1. Annotation mutability. Can a rating be changed or retracted, or are annotations append-only with a superseding annotation? Append-only is simpler and audit-honest; confirm before Active. 2. Agent-authored annotations. §B allows an AgentRef actor so a supervisor/judge agent can annotate a worker's output (LLM-as-judge). Should agent-authored annotations carry a confidence field tying into RFC 0039's confidence semantics? Likely yes; decide before Active. 3. Aggregation surface. Should the host expose an aggregate (GET /v1/feedback/summary?workflowId=…) or is per-run listing enough, with aggregation left to consumers? Defer the aggregate until an analytics adopter needs server-side rollups.

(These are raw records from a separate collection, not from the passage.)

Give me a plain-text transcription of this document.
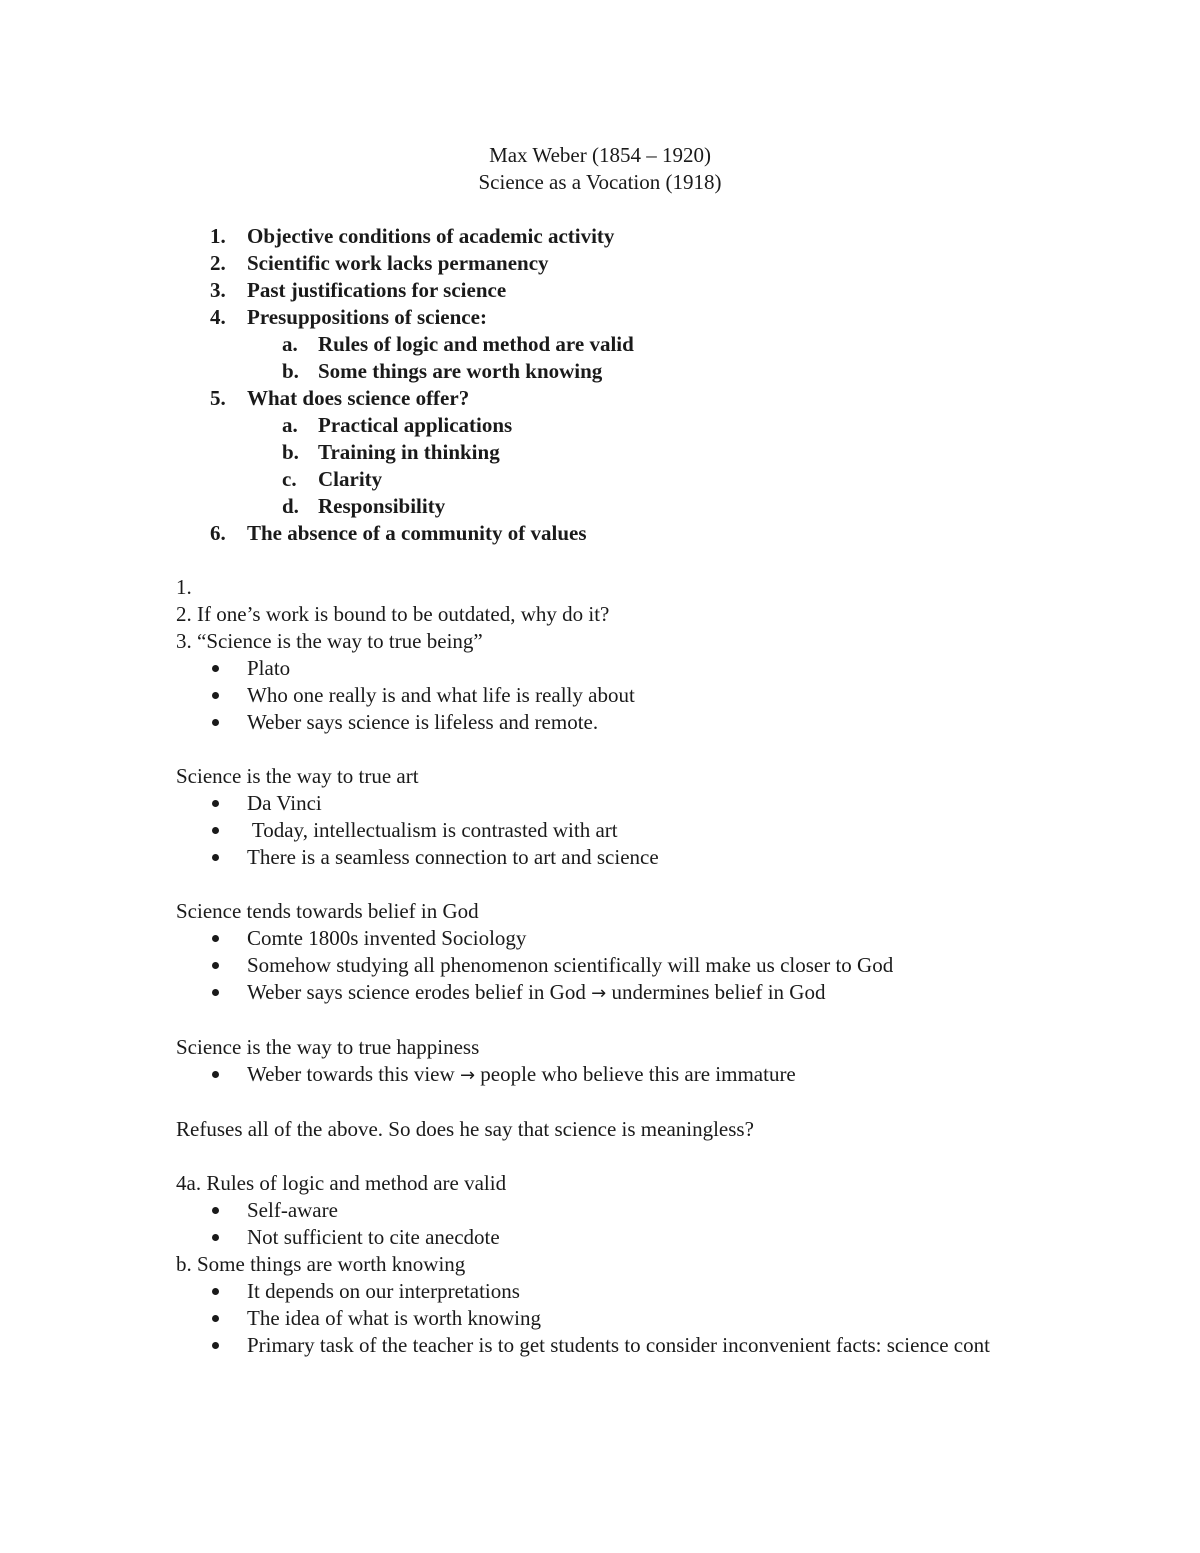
Max Weber (1854 – 1920)
Science as a Vocation (1918)
1. Objective conditions of academic activity
2. Scientific work lacks permanency
3. Past justifications for science
4. Presuppositions of science:
a. Rules of logic and method are valid
b. Some things are worth knowing
5. What does science offer?
a. Practical applications
b. Training in thinking
c. Clarity
d. Responsibility
6. The absence of a community of values
1.
2. If one’s work is bound to be outdated, why do it?
3. “Science is the way to true being”
Plato
Who one really is and what life is really about
Weber says science is lifeless and remote.
Science is the way to true art
Da Vinci
Today, intellectualism is contrasted with art
There is a seamless connection to art and science
Science tends towards belief in God
Comte 1800s invented Sociology
Somehow studying all phenomenon scientifically will make us closer to God
Weber says science erodes belief in God → undermines belief in God
Science is the way to true happiness
Weber towards this view → people who believe this are immature
Refuses all of the above. So does he say that science is meaningless?
4a. Rules of logic and method are valid
Self-aware
Not sufficient to cite anecdote
b. Some things are worth knowing
It depends on our interpretations
The idea of what is worth knowing
Primary task of the teacher is to get students to consider inconvenient facts: science cont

Implementation notes (non-normative)

Schema additions (§A, §B) + endpoints (§C) land on Active promotion with the conformance scenarios.
Reference-app payoff (drives plans/app-ux-enhancements.md): thumbs-up/down + "suggest a correction" on chat bubbles and run-detail nodes; the HITL inbox gains a "flagged" filter; the run analytics panel computes correction-rate / mean-rating / flag-rate from run.annotated events instead of inventing app-local state.
Reference-host target: examples/hosts/postgres persists annotations in a tenant-scoped table; the in-memory demo host persists them in the run doc (wiped on restart, acceptable for the sample).

Acceptance criteria

[ ] Spec text merged (this file + observability.md §"Quality signals" + replay/debug-bundle clauses).
[ ] host.feedback in capabilities.schema.json; run.annotated RunAnnotated message in api/asyncapi.yaml (NOT in run-event.schema.json's RunEventType enum); new annotation.schema.json; per-run annotation side-store.
[ ] Two operations in api/openapi.yaml with 501 documented for the unadvertised case.
[ ] Two SECURITY invariants (annotation-cross-tenant-isolation, annotation-content-redaction) with public conformance tests.
[ ] Seven conformance scenarios.
[ ] CHANGELOG entry under [Unreleased].
[ ] A host advertises host.feedback and passes record/list + cross-tenant + redaction + terminal-run + fork-not-copied.

References

spec/v1/observability.md — the quality-signal surface this extends.
spec/v1/interrupt.md — the blocking-HITL primitive this is deliberately distinct from.
spec/v1/replay.md + spec/v1/debug-bundle.md — fork/export semantics.
RFCS/0048-tenant-workspace-principal-identity-model.md — the principalRef actor identity (Draft).
RFCS/0039-multi-agent-confidence-and-memory-lifecycle.md — confidence semantics for agent-authored annotations (OQ#2).
RFCS/0054-run-diff-and-execution-comparison.md — the orthogonal run-comparison surface it composes with (Draft).
plans/app-ux-enhancements.md — the reference-app UX work this unblocks.